Конечно, это была слабость — на секцию я больше не пришел.
А ты ходи, мальчик, ходи — может быть, и я тогда устоял бы, если бы в спортзал впервые попал не в восемнадцать, если бы запах пропахшей потом кожи на перчатках вдохнул бы раньше и раньше ощутил все то, что я, кажется, так ясно ощущаю и сейчас — и прилипшую к телу майку, и мокрый свой подбородок на горячем плече, и боль в скулах от тупого удара в челюсть, и солоноватый привкус во рту, и шнурки, которые вдруг хлестнут по щеке, и тугую резинку на поясе, все!
— Ты не бросай. Подтянуться, брат, с учебой надо железно, но секцию не бросай.
— Кружок...
— Да, кружок.
— Другой раз я боюсь, что не выдержу, — сказал мальчишка. — Но пока я держусь.
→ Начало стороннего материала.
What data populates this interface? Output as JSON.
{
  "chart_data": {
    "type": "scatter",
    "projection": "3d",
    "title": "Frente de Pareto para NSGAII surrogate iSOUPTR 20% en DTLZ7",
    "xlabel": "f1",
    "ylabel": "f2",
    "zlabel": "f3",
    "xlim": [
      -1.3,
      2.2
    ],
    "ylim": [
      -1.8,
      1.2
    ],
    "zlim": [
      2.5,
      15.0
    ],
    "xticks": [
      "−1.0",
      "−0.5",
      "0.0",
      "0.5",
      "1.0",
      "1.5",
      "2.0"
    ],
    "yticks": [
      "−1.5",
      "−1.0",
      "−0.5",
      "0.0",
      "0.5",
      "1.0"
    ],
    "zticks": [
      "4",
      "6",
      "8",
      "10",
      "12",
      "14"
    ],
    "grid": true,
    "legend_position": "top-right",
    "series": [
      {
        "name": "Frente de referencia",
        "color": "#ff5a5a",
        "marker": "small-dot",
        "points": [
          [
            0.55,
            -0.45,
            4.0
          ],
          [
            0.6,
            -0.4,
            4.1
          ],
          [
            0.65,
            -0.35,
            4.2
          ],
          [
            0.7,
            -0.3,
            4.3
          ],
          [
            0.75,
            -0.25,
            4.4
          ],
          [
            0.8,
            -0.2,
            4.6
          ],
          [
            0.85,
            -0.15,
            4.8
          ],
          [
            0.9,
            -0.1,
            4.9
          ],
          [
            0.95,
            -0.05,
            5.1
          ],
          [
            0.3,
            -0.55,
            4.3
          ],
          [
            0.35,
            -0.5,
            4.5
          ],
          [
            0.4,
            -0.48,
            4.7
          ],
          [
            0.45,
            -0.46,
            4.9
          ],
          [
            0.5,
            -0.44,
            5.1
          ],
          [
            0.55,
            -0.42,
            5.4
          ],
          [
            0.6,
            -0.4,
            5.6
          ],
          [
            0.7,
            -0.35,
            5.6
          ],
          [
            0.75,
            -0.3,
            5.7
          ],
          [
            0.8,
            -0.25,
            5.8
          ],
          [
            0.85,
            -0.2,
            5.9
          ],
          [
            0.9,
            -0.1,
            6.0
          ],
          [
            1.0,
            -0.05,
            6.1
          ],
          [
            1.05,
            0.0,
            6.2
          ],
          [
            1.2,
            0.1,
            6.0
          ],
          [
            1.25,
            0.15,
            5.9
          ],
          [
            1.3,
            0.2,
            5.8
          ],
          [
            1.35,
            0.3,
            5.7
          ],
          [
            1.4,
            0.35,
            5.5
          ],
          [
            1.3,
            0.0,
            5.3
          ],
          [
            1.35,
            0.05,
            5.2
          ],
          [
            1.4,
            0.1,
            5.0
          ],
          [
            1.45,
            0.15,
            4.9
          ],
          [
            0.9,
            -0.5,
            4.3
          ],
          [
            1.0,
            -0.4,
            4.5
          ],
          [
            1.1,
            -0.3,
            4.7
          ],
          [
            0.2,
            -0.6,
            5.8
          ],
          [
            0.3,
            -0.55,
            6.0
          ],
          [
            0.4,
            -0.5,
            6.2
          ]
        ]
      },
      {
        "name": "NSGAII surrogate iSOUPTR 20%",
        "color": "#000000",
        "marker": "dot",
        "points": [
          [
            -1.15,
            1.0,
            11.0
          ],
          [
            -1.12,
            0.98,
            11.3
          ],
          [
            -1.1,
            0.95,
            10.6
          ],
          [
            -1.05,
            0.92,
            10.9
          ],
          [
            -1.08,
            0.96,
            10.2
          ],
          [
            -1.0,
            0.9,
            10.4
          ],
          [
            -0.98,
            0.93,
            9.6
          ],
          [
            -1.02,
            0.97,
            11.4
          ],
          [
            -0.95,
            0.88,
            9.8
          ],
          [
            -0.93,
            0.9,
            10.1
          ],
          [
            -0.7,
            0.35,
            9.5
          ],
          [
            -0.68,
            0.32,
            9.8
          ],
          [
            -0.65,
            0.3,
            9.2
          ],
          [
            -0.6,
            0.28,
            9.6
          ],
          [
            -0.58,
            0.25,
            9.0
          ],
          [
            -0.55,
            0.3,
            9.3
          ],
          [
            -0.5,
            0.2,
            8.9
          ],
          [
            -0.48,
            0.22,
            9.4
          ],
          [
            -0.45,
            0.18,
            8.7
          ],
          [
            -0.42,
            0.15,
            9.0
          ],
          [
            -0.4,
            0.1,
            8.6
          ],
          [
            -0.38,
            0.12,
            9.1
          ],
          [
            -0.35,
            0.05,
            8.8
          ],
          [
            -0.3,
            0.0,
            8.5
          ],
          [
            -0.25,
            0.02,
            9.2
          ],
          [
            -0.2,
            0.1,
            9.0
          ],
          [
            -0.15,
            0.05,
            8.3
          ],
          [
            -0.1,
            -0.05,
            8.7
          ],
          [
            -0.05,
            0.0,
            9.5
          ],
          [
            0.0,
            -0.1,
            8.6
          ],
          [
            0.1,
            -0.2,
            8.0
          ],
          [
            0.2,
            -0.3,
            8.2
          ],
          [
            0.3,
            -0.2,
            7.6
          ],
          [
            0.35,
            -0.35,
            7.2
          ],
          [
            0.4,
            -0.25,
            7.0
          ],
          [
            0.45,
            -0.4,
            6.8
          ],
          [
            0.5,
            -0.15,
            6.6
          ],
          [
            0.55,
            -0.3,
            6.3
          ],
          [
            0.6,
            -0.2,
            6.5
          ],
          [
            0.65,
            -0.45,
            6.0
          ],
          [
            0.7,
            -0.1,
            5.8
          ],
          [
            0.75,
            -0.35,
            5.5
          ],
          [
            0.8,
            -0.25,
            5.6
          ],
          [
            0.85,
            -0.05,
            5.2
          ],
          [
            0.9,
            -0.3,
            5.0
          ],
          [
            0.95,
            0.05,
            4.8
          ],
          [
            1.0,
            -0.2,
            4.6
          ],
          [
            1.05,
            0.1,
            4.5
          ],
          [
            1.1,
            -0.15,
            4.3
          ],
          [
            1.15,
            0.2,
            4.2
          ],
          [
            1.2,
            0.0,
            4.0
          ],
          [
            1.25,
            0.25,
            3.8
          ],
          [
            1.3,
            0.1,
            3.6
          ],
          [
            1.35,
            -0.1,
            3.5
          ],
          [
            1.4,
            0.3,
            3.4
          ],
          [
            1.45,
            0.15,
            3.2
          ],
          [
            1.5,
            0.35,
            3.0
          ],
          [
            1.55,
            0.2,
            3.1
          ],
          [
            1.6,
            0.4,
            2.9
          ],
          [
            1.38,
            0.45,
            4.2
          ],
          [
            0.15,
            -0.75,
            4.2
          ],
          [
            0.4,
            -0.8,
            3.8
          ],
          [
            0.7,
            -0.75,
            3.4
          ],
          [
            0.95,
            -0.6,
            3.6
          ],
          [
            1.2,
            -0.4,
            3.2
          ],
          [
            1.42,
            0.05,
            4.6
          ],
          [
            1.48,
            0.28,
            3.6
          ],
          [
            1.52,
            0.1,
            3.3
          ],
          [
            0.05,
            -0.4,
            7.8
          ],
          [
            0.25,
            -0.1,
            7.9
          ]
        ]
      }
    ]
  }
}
Правда, мне сейчас ох и здорово достается!
— Почему?
— Да просто мне не повезло. К нам новенький пришел в этом году. Тренер поставил его со мной и говорит: а ну-ка, Толя, покажи ему, как надо работать. А он такой же вроде, как я. И рост и все. А потом я чувствую, что-то не так, точно — не так! Больно он крепкий. А сколько тебе, говорю, лет? А он: четырнадцать. Представляете, дядь, он почти на три года старше меня.
— Д-да, слушай, это, наверно, чувствительно!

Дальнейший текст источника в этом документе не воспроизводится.